A pioneer in sports journalism, Rudy Martzke rose to national fame for covering sports television and media in the late 20th and early 21st centuries before it was its own cottage industry. Nobody had covered sports entertainment that way before Martzke started his column at USA TODAY as an original employee during the newspaper’s launch in 1982.
Martzke died Wednesday at the age of 82, following complications from pneumonia.
Martzke rose to national fame for covering sports television and media in the late 20th and early 21st centuries before it was its own cottage industry. Martzke died Nov. 20, 2024 at the age of 82.
In the heyday for newspapers in America, Martzke’s back-page column ran three times a week and was a must-read for not only people in the business – from the C-Suite to the production truck – but for fans who wanted to see how their opinions stacked up against the announcers they watched all the time.His words revolutionized how fans watched sports. The Internet was fledgling at best as his career wound down, and social media didn’t exist.

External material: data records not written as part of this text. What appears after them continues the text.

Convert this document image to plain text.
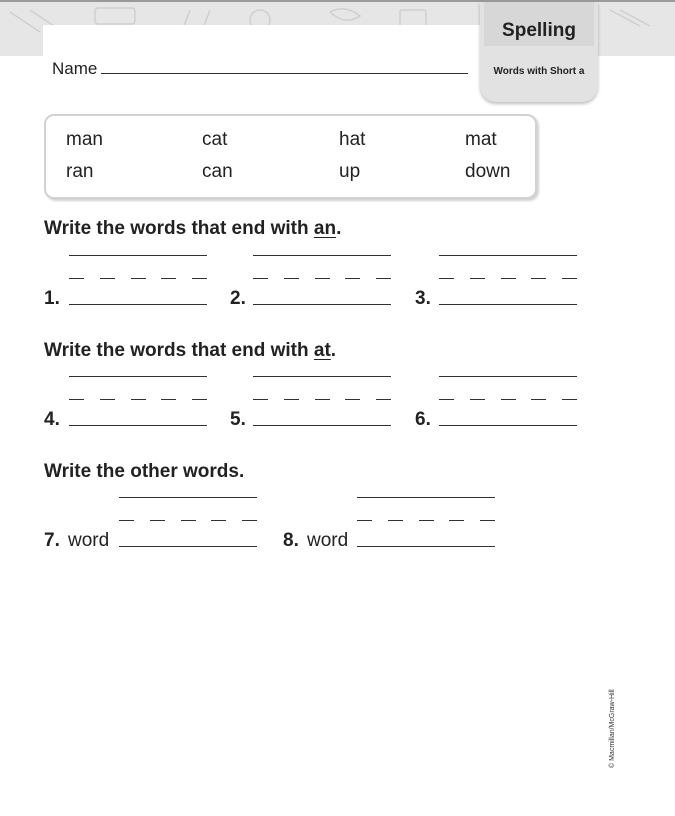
Name
Spelling
Words with Short a
man	cat	hat	mat
ran	can	up	down
Write the words that end with an.
1.	2.	3.
Write the words that end with at.
4.	5.	6.
Write the other words.
7. word	8. word
© Macmillan/McGraw-Hill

To figure out who was up and who needed to improve behind the mic, reading Martzke was essential. The information was valuable. The prose was entertaining.
Martzke began his career writing about sports for the East St. Louis Journal and covered the city’s professional teams. But he jumped into the public-relations side of the business and became a publicist and director of operations for the ABA's Spirits of St. Louis. It was while working there he encouraged the local radio station KMOX to hire a kid from Syracuse University named Bob Costas to call the team's games in 1974. Costas became a lifelong fan of Martzke’s work, and Martzke said Costas was among his favorite people in the business to cover.